Of course, after contact with their relations stopped, it's a safe bet to say that someone in their family may have suspected foul play. But then again, life was seen differently at the time. It was a given that the world was not a safe place and that death could come by a number of ways, including illness, drowning, getting kicked by a horse, and even food poisoning. Some today believe those who were murdered still wonder the hills and are seen at the rivers panning for gold.

Death and calamity follows man wherever he goes, that's just a part of life. Some say that there are those who still call out for air from the bottom of a collapsed mine shaft. Some say that the old Indian who froze to death along the trail up near Alabama Hill in Glencoe can still be seen now and then over a hundred years later.

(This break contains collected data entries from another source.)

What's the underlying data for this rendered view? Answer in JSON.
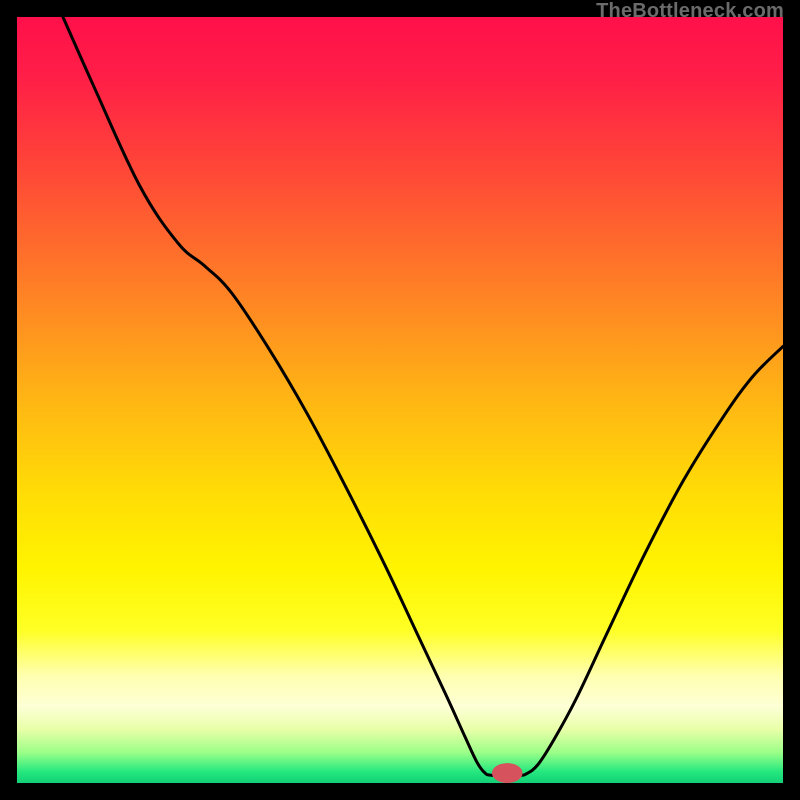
{
  "watermark": "TheBottleneck.com",
  "chart_data": {
    "type": "line",
    "title": "",
    "xlabel": "",
    "ylabel": "",
    "xlim": [
      0,
      100
    ],
    "ylim": [
      0,
      100
    ],
    "gradient_stops": [
      {
        "offset": 0.0,
        "color": "#ff104a"
      },
      {
        "offset": 0.08,
        "color": "#ff1f47"
      },
      {
        "offset": 0.2,
        "color": "#ff4737"
      },
      {
        "offset": 0.35,
        "color": "#ff7e26"
      },
      {
        "offset": 0.5,
        "color": "#ffb614"
      },
      {
        "offset": 0.62,
        "color": "#ffdc06"
      },
      {
        "offset": 0.72,
        "color": "#fff400"
      },
      {
        "offset": 0.8,
        "color": "#ffff24"
      },
      {
        "offset": 0.86,
        "color": "#ffffb0"
      },
      {
        "offset": 0.9,
        "color": "#fdffd6"
      },
      {
        "offset": 0.93,
        "color": "#e8ffa8"
      },
      {
        "offset": 0.96,
        "color": "#9cff88"
      },
      {
        "offset": 0.985,
        "color": "#26e87f"
      },
      {
        "offset": 1.0,
        "color": "#11d077"
      }
    ],
    "curve": [
      {
        "x": 6.0,
        "y": 100.0
      },
      {
        "x": 10.0,
        "y": 91.0
      },
      {
        "x": 16.0,
        "y": 78.0
      },
      {
        "x": 21.0,
        "y": 70.5
      },
      {
        "x": 24.5,
        "y": 67.5
      },
      {
        "x": 28.0,
        "y": 64.0
      },
      {
        "x": 33.0,
        "y": 56.5
      },
      {
        "x": 38.0,
        "y": 48.0
      },
      {
        "x": 43.0,
        "y": 38.5
      },
      {
        "x": 48.0,
        "y": 28.5
      },
      {
        "x": 52.0,
        "y": 20.0
      },
      {
        "x": 56.0,
        "y": 11.5
      },
      {
        "x": 58.5,
        "y": 6.0
      },
      {
        "x": 60.0,
        "y": 2.8
      },
      {
        "x": 61.0,
        "y": 1.4
      },
      {
        "x": 62.0,
        "y": 1.0
      },
      {
        "x": 65.5,
        "y": 1.0
      },
      {
        "x": 66.5,
        "y": 1.2
      },
      {
        "x": 68.0,
        "y": 2.4
      },
      {
        "x": 70.0,
        "y": 5.5
      },
      {
        "x": 73.0,
        "y": 11.0
      },
      {
        "x": 77.0,
        "y": 19.5
      },
      {
        "x": 82.0,
        "y": 30.0
      },
      {
        "x": 87.0,
        "y": 39.5
      },
      {
        "x": 92.0,
        "y": 47.5
      },
      {
        "x": 96.0,
        "y": 53.0
      },
      {
        "x": 100.0,
        "y": 57.0
      }
    ],
    "marker": {
      "x": 64.0,
      "y": 0.0,
      "rx": 2.0,
      "ry": 1.3,
      "color": "#d6525d"
    }
  }
}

There are those who say the screams of those horses where that runaway wagon wrecked near the middle fork of the Mokelumne River can still heard. Others say they hear the weeping of the woman who still searches for her husband who died when crushed falling timber back in the day.

If ghosts are those souls who met a violent end as a result of being beaten to death in a bar brawl, by being shot to death by a single bullet fired by some dry-gulcher intent on stealing another man's hard earn wages, or by way of getting trampled by a cattle stampede, there are those who believe that ghosts simply cannot find peace. Thus, they haunt. Thus, they are restless.

Of course, if you are a person who believes in ghost, you may wonder if they'll ever find peace since they haven't by now.